Regulasi negara ternyata tak berada pada posisi diametral dengan regulasi
pasar.
Deregulasi juga tak identik dengan upaya
memperkuat publik menghadapi otoritarianisme politik ataupun kediktatoran
pasar. Yang penting bagi pemerintah adalah tetap memegang kontrol atas ranah
publik. Yang penting bagi pelaku usaha adalah terjaganya kontinuitas proses
akumulasi modal.
Kontestasi ekonomi politik media ini juga
melibatkan unsur DPR, partai politik, dan para politisi. DPR memegang peran
kunci karena di sanalah evaluasi pelaksanaan undang-undang dan perubahannya
dilakukan. Kita juga tak menutup mata bahwa sebagian pemilik media sekaligus
merupakan pemimpin partai politik atau dekat dengan jaringan politik tertentu.
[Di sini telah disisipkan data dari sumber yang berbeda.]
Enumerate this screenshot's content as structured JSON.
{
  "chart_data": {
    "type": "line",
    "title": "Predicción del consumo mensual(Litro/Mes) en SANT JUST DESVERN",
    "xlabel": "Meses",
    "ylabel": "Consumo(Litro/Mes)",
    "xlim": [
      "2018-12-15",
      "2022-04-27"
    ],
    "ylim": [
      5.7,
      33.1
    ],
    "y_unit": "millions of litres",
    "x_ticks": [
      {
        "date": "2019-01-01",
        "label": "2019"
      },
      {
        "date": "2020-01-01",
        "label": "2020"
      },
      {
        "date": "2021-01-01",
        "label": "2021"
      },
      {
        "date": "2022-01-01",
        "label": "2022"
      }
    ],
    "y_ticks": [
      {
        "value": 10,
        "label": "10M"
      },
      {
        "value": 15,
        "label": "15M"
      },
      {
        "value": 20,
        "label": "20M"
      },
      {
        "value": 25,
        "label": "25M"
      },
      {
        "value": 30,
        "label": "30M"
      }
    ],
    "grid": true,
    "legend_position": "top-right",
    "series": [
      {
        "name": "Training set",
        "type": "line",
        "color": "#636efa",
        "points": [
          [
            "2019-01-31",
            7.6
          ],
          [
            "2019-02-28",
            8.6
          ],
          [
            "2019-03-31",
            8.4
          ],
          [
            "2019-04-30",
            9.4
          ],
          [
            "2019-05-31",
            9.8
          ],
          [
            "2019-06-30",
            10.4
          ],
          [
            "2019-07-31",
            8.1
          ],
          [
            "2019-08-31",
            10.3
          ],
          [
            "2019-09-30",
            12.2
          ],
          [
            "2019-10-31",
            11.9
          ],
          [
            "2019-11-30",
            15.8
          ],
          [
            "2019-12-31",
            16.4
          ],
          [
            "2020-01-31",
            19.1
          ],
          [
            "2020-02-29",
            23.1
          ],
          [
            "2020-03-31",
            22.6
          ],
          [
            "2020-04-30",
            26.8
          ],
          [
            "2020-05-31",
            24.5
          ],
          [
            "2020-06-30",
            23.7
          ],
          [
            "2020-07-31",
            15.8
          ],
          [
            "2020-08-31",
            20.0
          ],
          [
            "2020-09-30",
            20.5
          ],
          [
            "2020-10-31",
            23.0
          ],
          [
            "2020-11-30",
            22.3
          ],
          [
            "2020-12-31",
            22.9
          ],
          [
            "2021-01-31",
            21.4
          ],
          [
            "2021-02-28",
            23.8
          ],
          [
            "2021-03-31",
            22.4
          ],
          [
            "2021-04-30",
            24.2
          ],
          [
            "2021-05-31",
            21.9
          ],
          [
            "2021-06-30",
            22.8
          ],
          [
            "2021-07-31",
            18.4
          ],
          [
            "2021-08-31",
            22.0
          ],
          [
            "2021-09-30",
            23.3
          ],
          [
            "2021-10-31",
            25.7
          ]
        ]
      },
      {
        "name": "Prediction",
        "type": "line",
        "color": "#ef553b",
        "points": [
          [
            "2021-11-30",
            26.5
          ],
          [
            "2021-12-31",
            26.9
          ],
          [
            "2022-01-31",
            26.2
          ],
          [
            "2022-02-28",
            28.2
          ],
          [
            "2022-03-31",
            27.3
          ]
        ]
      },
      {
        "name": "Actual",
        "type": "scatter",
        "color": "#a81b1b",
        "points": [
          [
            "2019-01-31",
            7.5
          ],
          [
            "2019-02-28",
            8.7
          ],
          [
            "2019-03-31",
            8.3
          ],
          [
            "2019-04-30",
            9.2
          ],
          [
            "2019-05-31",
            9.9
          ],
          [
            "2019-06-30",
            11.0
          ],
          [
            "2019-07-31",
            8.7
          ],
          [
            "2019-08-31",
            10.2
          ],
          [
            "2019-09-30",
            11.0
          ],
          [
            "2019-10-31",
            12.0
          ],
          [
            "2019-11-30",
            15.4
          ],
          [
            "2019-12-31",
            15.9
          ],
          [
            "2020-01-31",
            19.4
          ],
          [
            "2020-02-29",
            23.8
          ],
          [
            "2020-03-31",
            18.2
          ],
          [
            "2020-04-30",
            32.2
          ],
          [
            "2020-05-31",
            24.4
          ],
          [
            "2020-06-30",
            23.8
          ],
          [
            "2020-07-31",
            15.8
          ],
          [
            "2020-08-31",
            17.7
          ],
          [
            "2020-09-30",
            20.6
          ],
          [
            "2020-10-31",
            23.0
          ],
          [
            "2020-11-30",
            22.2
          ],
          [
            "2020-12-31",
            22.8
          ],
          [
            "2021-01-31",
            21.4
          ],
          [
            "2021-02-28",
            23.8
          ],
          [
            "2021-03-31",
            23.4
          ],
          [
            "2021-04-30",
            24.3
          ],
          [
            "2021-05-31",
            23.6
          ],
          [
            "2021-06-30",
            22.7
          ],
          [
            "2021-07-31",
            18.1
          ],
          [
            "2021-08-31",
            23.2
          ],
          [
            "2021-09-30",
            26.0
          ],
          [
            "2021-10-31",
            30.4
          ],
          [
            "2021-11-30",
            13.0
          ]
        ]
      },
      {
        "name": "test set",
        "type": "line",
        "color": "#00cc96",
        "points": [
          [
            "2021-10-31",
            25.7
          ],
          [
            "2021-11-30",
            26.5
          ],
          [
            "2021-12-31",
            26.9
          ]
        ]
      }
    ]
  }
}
Di titik ini bertemulah gerak spasialisasi ekonomi dan spasialisasi politik
terkait dengan posisi media.
Merujuk kepada Vincent Mosco (1996),
spasialisasi terkait dengan upaya media dalam melampaui problem ruang dan
waktu. Sudah menjadi watak media untuk selalu berusaha melakukan pembesaran
lingkup operasional. Entah karena alasan ekonomi atau lainnya, media selalu
terdorong memperlebar rentang usaha, mendiversifikasi produk, dan
mengefisienkan mekanisme kerja. Logika internal yang mendasari gerak
spasialisasi ini adalah ekspansi, efisiensi, dan konvergensi.
Pada tataran praktis, konsep spasialisasi
merujuk kepada bentuk-bentuk integrasi media guna memperluas jangkauan dan
memperbesar pengaruh ekonomi politik. Sebagaimana sedang berlangsung di
Indonesia, upaya integrasi terjadi secara horizontal ataupun vertikal.
Integrasi horizontal mewujud dalam pemusatan
kepemilikan atas berbagai jenis media ke beberapa kelompok media. Kita dapat
menyaksikan saat ini proses merger, akuisisi, dan pendirian media baru terus
dilakukan kelompok media besar yang jumlahnya terhitung dengan jari.
Adapun integrasi vertikal terjadi ketika
kelompok media terintegrasi ke dalam korporasi yang lebih besar dengan rentang
usaha yang lebar: media massa (cetak, televisi, radio, online, televisi
berbayar), periklanan, telekomunikasi, pertambangan, perbankan, dan properti.
Spasialisasi bisnis ini berlanjut dengan
spasialisasi politik. Partai politik dan politisi jelas sangat membutuhkan
media sebagai medium pencitraan diri. Tentu mereka akan lebih memilih bekerja
sama dengan kelompok media yang memiliki banyak media dalam berbagai jenis.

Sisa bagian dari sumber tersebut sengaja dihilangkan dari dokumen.